Background
Machine learning algorithms have played a fundamental role in the development of therapeutic antibodies by training on sequence and/or structural datasets. However, structural datasets remain limited, particularly those containing antibody-antigen complexes. Furthermore, many of the available structures are not standardized, and antibody-specific databases often do not provide molecular descriptors that could enhance machine learning models.

On May 11, 2025, researchers published an article titled " AbSet: A Standardized Data Set of Antibody Structures for Machine Learning Applications " in J Chem Inf Model. AbSet is a curated dataset containing more than 800,000 antibody structures and corresponding molecular descriptors. The dataset provides a comprehensive dataset consisting of standardized experimental structures of antibody-antigen complexes extracted from the RCSB PDB and represented at the residue level by molecular descriptors. In order to better sample the data, subsets generated by computer simulations further enriched the database, providing a reliable and detailed resource for antibody-antigen interaction studies in a single curated dataset. AbSet is publicly available through the Zenodo repository, and the accompanying scripts are hosted on GitHub (https://github.com/SFBBGroup/AbSet.git).

Research Methods
Structural processing
We first retrieved and identified experimental antibody structures from the RCSB PDB. Using ANARCI (a dedicated tool for numbering antibody amino acid sequences), we numbered the sequences according to the Martin scheme, limiting the analysis to antibodies only.
Construction of computer simulation subsets
To increase data diversity, in silico subsets were generated by performing molecular redocking and antibody modeling to generate variations in binding modes for each recovered complex.

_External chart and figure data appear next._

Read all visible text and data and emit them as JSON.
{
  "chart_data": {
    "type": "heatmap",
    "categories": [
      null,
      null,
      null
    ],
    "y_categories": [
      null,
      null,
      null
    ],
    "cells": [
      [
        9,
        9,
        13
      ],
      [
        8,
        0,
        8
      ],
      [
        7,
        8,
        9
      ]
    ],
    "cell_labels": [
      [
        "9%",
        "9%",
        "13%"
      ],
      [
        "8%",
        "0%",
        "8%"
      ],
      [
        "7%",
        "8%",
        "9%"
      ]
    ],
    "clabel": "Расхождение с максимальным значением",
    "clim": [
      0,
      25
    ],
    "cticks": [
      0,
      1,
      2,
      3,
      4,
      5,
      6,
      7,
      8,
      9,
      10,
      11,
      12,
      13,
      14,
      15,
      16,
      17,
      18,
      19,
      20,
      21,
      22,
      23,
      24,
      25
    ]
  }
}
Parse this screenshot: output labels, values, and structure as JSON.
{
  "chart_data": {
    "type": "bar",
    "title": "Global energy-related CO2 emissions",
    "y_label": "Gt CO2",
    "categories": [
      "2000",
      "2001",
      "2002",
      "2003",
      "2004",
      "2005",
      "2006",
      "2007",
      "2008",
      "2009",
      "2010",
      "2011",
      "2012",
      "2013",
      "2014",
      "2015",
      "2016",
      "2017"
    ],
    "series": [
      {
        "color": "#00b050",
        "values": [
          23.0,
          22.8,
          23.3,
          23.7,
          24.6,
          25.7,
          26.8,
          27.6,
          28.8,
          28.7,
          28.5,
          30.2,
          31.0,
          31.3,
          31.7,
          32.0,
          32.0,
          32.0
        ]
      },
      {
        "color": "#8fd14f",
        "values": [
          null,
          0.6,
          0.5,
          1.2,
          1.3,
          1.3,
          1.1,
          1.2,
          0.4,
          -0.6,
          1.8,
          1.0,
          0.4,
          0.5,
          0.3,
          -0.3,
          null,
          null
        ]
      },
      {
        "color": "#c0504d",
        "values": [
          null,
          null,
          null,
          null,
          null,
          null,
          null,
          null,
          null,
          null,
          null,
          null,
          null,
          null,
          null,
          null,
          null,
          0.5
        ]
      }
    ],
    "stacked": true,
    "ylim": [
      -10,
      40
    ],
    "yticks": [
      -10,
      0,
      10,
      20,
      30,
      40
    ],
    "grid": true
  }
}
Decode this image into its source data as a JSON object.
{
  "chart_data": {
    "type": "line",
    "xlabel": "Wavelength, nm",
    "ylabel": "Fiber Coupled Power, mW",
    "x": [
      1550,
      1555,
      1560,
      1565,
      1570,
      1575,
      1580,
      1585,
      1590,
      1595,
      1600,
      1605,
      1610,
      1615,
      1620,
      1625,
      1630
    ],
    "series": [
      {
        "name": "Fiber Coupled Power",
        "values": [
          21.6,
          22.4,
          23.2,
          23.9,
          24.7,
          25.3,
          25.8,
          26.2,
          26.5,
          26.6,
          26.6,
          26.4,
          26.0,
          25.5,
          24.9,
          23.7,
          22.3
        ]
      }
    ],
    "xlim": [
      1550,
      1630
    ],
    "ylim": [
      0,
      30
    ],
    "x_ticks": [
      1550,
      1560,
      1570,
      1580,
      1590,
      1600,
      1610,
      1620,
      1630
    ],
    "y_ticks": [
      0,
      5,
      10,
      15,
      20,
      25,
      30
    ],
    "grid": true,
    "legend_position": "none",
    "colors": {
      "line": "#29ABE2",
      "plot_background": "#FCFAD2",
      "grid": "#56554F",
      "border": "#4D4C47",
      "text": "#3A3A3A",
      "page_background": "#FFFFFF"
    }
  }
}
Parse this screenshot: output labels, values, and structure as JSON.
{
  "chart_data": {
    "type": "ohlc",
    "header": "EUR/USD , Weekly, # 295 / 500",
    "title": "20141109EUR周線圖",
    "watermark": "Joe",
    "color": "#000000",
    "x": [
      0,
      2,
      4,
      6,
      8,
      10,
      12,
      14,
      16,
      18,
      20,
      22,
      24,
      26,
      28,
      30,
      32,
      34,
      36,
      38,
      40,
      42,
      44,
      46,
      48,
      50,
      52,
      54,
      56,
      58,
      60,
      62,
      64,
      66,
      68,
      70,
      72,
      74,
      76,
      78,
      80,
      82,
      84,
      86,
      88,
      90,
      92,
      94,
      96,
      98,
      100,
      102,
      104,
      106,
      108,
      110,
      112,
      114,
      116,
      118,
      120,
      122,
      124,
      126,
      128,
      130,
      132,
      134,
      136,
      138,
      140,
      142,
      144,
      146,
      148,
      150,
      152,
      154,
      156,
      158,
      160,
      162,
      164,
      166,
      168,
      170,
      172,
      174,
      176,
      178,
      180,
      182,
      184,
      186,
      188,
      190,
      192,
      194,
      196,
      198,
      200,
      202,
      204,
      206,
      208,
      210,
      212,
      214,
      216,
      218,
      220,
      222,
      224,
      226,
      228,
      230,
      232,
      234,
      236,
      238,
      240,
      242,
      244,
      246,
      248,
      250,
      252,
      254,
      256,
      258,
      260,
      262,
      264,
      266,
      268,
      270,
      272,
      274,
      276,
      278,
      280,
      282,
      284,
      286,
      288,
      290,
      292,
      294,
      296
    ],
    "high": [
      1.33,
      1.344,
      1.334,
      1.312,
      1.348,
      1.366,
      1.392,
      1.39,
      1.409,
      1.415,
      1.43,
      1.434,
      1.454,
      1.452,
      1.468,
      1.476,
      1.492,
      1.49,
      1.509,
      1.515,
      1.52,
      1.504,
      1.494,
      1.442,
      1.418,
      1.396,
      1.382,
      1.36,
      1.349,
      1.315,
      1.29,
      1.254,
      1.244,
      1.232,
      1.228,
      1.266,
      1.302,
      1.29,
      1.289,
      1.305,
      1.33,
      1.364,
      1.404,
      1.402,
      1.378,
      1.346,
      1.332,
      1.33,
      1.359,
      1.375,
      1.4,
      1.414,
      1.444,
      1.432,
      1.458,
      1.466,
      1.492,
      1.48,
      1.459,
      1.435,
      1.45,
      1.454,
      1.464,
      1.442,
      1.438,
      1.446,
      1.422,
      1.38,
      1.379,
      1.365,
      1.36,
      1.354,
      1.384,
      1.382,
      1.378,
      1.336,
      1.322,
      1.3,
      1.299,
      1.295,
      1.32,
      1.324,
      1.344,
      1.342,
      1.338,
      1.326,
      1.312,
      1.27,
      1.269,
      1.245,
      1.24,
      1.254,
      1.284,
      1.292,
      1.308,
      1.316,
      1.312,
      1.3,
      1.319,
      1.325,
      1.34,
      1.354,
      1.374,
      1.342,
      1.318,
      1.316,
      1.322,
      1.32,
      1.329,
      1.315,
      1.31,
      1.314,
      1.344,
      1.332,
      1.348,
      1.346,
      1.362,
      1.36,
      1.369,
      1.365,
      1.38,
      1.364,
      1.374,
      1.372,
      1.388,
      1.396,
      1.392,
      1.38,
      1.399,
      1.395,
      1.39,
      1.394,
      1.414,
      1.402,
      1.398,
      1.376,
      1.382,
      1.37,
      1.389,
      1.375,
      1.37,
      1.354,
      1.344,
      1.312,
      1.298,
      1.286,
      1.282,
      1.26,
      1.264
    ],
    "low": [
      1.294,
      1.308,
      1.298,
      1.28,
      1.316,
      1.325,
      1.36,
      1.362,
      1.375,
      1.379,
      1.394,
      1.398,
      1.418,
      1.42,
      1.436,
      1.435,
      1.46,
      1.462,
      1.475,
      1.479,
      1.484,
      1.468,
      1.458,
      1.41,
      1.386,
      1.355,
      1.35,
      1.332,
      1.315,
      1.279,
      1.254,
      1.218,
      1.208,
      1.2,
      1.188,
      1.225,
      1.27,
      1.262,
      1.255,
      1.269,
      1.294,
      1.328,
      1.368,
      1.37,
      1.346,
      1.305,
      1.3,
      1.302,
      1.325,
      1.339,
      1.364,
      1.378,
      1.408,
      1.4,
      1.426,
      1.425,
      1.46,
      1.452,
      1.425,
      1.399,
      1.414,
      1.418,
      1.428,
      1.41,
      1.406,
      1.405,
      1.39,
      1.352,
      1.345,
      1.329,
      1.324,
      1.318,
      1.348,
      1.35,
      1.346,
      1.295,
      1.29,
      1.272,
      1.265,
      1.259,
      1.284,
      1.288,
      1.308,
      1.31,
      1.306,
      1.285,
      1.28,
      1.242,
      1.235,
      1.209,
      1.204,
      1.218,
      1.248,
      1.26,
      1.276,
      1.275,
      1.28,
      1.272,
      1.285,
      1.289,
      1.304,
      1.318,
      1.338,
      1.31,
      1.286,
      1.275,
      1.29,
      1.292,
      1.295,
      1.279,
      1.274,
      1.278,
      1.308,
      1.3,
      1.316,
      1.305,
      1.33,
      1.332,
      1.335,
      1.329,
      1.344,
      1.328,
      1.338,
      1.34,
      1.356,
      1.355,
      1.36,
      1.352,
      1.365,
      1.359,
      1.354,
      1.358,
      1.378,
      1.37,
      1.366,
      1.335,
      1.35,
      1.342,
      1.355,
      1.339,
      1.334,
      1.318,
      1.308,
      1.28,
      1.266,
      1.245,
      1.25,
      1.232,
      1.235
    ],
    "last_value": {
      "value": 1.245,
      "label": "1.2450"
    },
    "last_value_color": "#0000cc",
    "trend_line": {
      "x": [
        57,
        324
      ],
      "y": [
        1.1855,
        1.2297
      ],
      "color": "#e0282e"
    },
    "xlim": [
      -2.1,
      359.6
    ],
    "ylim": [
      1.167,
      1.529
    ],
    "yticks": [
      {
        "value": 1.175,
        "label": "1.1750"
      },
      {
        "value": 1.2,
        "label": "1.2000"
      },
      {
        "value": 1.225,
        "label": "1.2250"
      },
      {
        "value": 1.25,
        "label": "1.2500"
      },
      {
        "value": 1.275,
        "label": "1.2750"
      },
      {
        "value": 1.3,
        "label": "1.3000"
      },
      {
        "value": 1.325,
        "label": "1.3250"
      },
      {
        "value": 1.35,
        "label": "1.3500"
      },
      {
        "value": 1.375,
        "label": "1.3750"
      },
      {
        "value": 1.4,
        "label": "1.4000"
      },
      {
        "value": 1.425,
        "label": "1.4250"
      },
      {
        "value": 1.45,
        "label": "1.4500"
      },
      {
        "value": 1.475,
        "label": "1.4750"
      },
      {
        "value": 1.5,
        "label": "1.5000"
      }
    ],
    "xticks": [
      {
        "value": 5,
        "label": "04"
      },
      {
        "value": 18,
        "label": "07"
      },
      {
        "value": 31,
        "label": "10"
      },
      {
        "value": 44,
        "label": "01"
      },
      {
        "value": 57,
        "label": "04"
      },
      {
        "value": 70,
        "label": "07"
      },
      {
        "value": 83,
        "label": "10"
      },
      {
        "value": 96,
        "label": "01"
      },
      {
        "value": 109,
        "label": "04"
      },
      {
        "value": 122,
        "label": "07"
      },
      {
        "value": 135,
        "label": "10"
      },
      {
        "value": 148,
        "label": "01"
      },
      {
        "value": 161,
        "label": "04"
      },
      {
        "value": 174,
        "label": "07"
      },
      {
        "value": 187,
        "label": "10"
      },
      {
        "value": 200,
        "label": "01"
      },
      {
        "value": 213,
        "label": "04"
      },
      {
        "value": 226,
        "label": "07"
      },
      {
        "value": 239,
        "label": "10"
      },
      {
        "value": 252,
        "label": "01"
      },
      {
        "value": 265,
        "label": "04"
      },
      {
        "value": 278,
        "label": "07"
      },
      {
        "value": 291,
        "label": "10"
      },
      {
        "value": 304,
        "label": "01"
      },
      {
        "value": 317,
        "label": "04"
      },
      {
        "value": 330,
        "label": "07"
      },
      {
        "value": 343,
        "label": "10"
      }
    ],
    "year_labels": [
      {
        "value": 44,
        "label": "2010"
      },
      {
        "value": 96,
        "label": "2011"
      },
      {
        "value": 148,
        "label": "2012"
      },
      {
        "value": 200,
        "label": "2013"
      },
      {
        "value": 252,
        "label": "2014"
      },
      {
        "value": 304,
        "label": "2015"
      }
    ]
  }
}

Molecular descriptor calculation
Once the structures of the antibody-antigen complexes were standardized across experimentally derived and computer-generated subsets, molecular descriptors were calculated to capture the characteristics of the amino acid residues and their surrounding environment. These descriptors were carefully selected as appropriate representations of the structure, enabling them to be used as input features for the AI algorithm.
Molecular surface properties are described by using both surface and volume information. The selected descriptors include relative solvent accessible area, atomic depth, protrusion index, and hydrophobicity, which effectively capture key characteristics of amino acid residues and their environment. Other important descriptors are also considered, such as the position of Cα atoms and protein structural information. These properties are derived from hemispherical exposure calculations, Cα coordinates, φ and ψ dihedral angles, and protein secondary structure .

AbSet Advantages
The AbSet database successfully handles unusual antibody structures, including those that may not be recognized by AbNum, thereby ensuring comprehensive coverage of antibody variants. This approach complements existing algorithms by overcoming their limitations and providing a more flexible and inclusive solution for antibody structure standardization. Through a strict standardization protocol, it is ensured that each antibody structure contains only variable regions and that each file contains only one complex, improving data quality and consistency.
86% of the structures in AbSet fall within this range, with a resolution better than 4 Å. This is a critical factor in ensuring the quality and accuracy of the structural data used in AI-based model training. The dataset includes antibodies that bind to a variety of antigens, including SARS-CoV-2, reflecting a wide range of antigenic diversity. AbSet's data and scripts are publicly available to facilitate access and use by other researchers.


In conclusion
AbSet is a highly standardized dataset of antibody structures, including variable regions and interacting antigens, enriched with a wealth of data, such as molecular descriptors and decoys representing different binding modes. These structures are carefully curated to reflect key biochemical properties at the residue level. AbSet provides a valuable resource for training and optimizing machine learning models in antibody discovery. In addition, the dataset and accompanying software tools used for calculating molecular descriptors will also be publicly available to support further research in this field.